Emerging markets may be riskier than investments in more developed countries, but they are also economies with more potential for faster growth.
6. Don’t go mad
While a little bit of risk may help your portfolio, grow don’t stick all your money in high-risk investments. You need to be comfortable with the risk, and the potential loss it could result in.
Make sure your whole portfolio reflects your overall attitude to risk.
That could mean spreading your investments across a variety of risk levels.
7. Use an expert
While there are some ISA millionaires who have built their fortunes through investing in individual stocks, most people prefer to use the expertise of a fund manager.

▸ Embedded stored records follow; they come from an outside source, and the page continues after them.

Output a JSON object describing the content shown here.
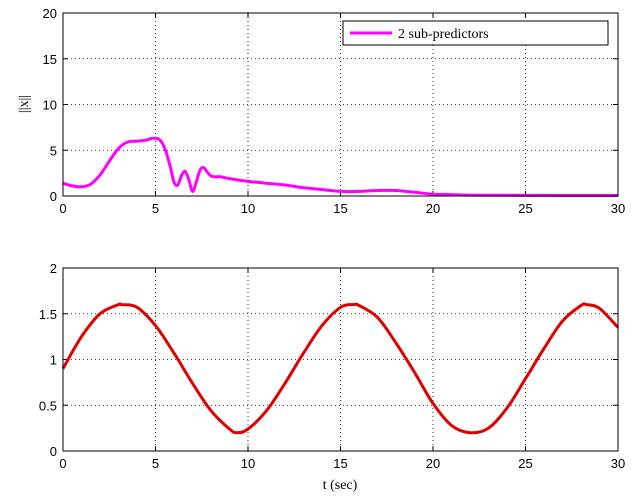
{
  "chart_data": [
    {
      "type": "line",
      "ylabel": "||x||",
      "xlabel": "",
      "xlim": [
        0,
        30
      ],
      "ylim": [
        0,
        20
      ],
      "xticks": [
        "0",
        "5",
        "10",
        "15",
        "20",
        "25",
        "30"
      ],
      "yticks": [
        "0",
        "5",
        "10",
        "15",
        "20"
      ],
      "grid": true,
      "legend_position": "top-right",
      "series": [
        {
          "name": "2 sub-predictors",
          "color": "#ff00ff",
          "x": [
            0,
            0.5,
            1,
            1.5,
            2,
            2.5,
            3,
            3.5,
            4,
            4.5,
            4.8,
            5.2,
            5.5,
            5.8,
            6.0,
            6.2,
            6.4,
            6.6,
            6.8,
            7.0,
            7.2,
            7.4,
            7.6,
            7.8,
            8.0,
            8.2,
            8.5,
            9,
            10,
            11,
            12,
            13,
            14,
            15,
            16,
            17,
            18,
            19,
            20,
            21,
            22,
            24,
            26,
            28,
            30
          ],
          "y": [
            1.4,
            1.1,
            1.0,
            1.3,
            2.3,
            3.8,
            5.2,
            5.9,
            6.0,
            6.1,
            6.3,
            6.2,
            5.2,
            3.2,
            1.5,
            1.2,
            2.2,
            2.7,
            1.8,
            0.5,
            1.5,
            2.8,
            3.1,
            2.6,
            2.2,
            2.1,
            2.1,
            1.9,
            1.6,
            1.4,
            1.2,
            0.9,
            0.7,
            0.5,
            0.5,
            0.6,
            0.6,
            0.4,
            0.2,
            0.15,
            0.1,
            0.08,
            0.07,
            0.05,
            0.05
          ]
        }
      ]
    },
    {
      "type": "line",
      "ylabel": "",
      "xlabel": "t (sec)",
      "xlim": [
        0,
        30
      ],
      "ylim": [
        0,
        2
      ],
      "xticks": [
        "0",
        "5",
        "10",
        "15",
        "20",
        "25",
        "30"
      ],
      "yticks": [
        "0",
        "0.5",
        "1",
        "1.5",
        "2"
      ],
      "grid": true,
      "series": [
        {
          "color": "#dd0000",
          "x": [
            0,
            1,
            2,
            3,
            3.15,
            4,
            5,
            6,
            7,
            8,
            9,
            9.4,
            10,
            11,
            12,
            13,
            14,
            15,
            15.7,
            16,
            17,
            18,
            19,
            20,
            21,
            22,
            23,
            24,
            25,
            26,
            27,
            28,
            28.3,
            29,
            30
          ],
          "y": [
            0.9,
            1.25,
            1.5,
            1.6,
            1.6,
            1.57,
            1.37,
            1.07,
            0.74,
            0.44,
            0.24,
            0.2,
            0.24,
            0.44,
            0.74,
            1.07,
            1.37,
            1.57,
            1.6,
            1.59,
            1.46,
            1.18,
            0.86,
            0.52,
            0.28,
            0.2,
            0.25,
            0.47,
            0.79,
            1.12,
            1.42,
            1.59,
            1.6,
            1.56,
            1.35
          ]
        }
      ]
    }
  ]
}
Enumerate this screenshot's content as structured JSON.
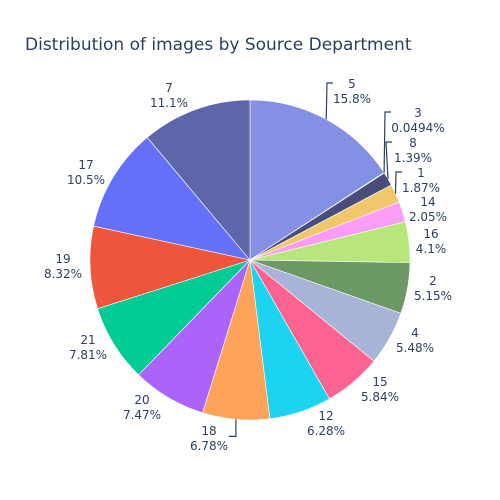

“While tracker funds are an excellent way to get started with the stock market, many of these more experienced investors, with much larger portfolios, have selected a recommended manager who runs a relatively concentrated portfolio,” according to Hargreaves Lansdown.
“That way they have the potential to amplify growth, without necessarily having to become an expert in those stocks themselves.”
8. Don’t chop and change too much
Investing in a long-term process and you need to take a long view. You should certainly keep an eye on your portfolio to make sure its performance is meeting your expectations but don’t constantly trade investments.
Buying and selling constantly will dent your overall growth due to higher transaction costs and you could also miss out on the long-term growth story of a fund or share.
9. Ride out the bad times
The stock market can be a turbulent place but building a large, successful portfolio is all about holding your nerve when the markets are tough. Don’t try to time the market – the chances are you’ll get it wrong.
10. Get the family on board
You might have your own ISAs in hand, but what about the rest of your family? Try to get your spouse or partner to make the most of their ISA allowance too and don’t forget that you can tuck money into Junior ISAs for your children.